What are your prospects for success?
Success to us will mean that enough NH citizens will be informed about the benefits of independence to make a very real impact on the direction of NH. Since we’re a non-profit, tax deductible foundation, success to us will not necessarily be legislative success. If NH citizens are educated on the issues and talking about them with their friends, family members, co-workers, and classmates, we’ll be successful.
Our speech is definitely restricted as a tax-deductible foundation, but this can be a blessing in disguise. For example, when we’re asked which political party, political candidate, or legislation we support, we can confidently say that we’re actually not allowed to comment too much on those types of questions. This will prevent our opponents from pigeon-holing us as an arm of any political party. In some ways, we’re more free and protected.
The other obvious benefit is that all donations are tax-deductible. After we work hard and prove that our Foundation is worthy of support, we expect the larger donors to take a look at us. If we’re successful in NH, the implications are global.
In Texas v. Smith (1869), the Supremes rendered secession illegal (surprise!) but the Miller/Swayne dissent provides an interesting backdrop to why the court was wrong even from a Constitutional perspective. What do you think?
As you say, it’s not surprising that the federal government would tell citizens that they can’t leave the federal government. That’s the equivalent of a possessive, wife-beating, lying, unfaithful husband being anointed the judge at his own divorce proceeding; he’s always going to side with himself and rule that the wife can’t leave him.
The federal constitution doesn’t specifically address the issue of a state separating, but the right to leave is implied with the 10th Amendment. Furthermore, there aren’t very many constitutions that actually specificaly give the people the option of revolting and/or leaving. However, that’s another thing that makes NH different. The NH constitution specifically mentions this right in Article 10, The Right of Revolution, which says, “…whenever the ends of government are perverted, and public liberty manifestly endangered, and all other means of redress are ineffectual, the people may, and of right ought to reform the old, or establish a new government”. This, to me, is another detail that helps NH in our quest for independence.
Any coordination with the Free State Project New Hampshire?
There is absolutely no coordination between our Foundation and the FSP and there never will be. Some of their members are supporting our efforts and some of their members are definitely against everything we do.
I think every state should have one of these organizations and eventually a cross-country consensus can be built. Do you anticipate a research arm to your institution; a clearinghouse for national and global secession movements and trends?

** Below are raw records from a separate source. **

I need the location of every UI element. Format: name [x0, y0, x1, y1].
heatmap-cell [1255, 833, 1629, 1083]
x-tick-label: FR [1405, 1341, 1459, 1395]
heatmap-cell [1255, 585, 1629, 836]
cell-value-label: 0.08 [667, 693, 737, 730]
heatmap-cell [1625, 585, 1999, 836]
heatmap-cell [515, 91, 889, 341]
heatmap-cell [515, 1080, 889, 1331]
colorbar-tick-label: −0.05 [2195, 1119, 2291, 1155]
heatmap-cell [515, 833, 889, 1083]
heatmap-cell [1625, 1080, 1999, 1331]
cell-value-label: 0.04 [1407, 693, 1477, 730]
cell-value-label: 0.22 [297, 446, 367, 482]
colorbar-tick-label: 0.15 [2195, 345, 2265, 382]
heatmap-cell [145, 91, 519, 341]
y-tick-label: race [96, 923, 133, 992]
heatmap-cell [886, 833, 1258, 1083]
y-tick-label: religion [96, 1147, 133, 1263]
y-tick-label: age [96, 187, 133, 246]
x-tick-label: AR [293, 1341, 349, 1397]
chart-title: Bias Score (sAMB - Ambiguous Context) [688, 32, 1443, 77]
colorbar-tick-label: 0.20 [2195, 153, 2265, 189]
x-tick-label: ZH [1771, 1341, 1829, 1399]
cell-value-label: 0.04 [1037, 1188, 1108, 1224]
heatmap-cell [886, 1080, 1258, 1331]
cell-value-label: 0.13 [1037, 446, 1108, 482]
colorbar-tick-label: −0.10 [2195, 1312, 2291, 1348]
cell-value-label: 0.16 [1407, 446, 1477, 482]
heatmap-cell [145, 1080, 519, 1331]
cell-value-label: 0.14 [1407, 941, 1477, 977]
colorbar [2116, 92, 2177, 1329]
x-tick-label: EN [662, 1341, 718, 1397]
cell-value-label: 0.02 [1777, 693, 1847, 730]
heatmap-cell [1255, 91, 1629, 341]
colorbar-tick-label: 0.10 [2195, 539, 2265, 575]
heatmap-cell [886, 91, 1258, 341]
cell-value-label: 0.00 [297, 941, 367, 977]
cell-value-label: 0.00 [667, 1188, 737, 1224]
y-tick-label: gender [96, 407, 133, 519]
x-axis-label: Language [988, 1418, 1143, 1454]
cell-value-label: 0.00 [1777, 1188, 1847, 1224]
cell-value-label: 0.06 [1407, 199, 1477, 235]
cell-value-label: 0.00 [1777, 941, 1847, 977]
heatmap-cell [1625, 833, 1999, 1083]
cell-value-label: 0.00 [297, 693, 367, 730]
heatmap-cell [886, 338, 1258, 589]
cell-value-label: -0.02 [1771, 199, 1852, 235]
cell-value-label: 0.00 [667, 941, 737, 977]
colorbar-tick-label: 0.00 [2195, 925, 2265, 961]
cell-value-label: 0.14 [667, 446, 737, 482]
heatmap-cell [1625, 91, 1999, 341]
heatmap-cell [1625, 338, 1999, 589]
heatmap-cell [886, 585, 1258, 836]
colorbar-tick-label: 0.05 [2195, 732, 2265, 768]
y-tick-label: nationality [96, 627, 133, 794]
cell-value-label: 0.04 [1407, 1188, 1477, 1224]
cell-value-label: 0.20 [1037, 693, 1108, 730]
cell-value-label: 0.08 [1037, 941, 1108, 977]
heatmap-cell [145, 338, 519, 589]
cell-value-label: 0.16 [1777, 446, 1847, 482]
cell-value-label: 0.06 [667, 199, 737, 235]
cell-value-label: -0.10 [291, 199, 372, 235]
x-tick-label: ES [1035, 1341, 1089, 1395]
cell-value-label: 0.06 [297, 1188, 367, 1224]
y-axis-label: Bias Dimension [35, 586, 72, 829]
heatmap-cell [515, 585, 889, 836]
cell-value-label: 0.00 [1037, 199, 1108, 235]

This is a great idea that would certainly help a lot of people in this world. Right now, we’re only concerned with NH independence. In the future, after we gain our independence in NH, perhaps we could transition into a more national organization.
Is America as a centralized polity too big to succeed?
America is without a doubt too centralized and too enormous to succeed. Really, America’s fate has been sealed for several decades. When a nation grows too big – both in territory and in population – it’s inevitable that a separation is needed. One city trying to control the lives of over 315 million people, even for the biggest fan of centralized government, can’t last forever. Inevitably, when asked how the country should be governed, the people living in one area of the country are going to disagree with the people in another area of the country. A peaceful separation would solve the grievances.
Do you think that a plurality of multitude of different nations in north America will lead to more peaceful and prosperous times?
In my opinion, peace will be the ultimate benefit of a break-up of the United States. Never again will American citizens pay for wars half way around the world that have little or nothing to do with the security of the US. It’s true that without central banking and a fiat currency, there would be no chance of achieving the level of centralization currently demonstrated in Washington DC. But to me, the loss of human life is the biggest tragedy. The fewer large, centralized nations there are in the world, the lesser the odds are of war.
One of the reasons the US was so prosperous is because of a giant (mostly) free trade zone between all of the 50 states. As long as Americans realize this and continue a similar policy in the post-US world, Americans will be more prosperous than ever before.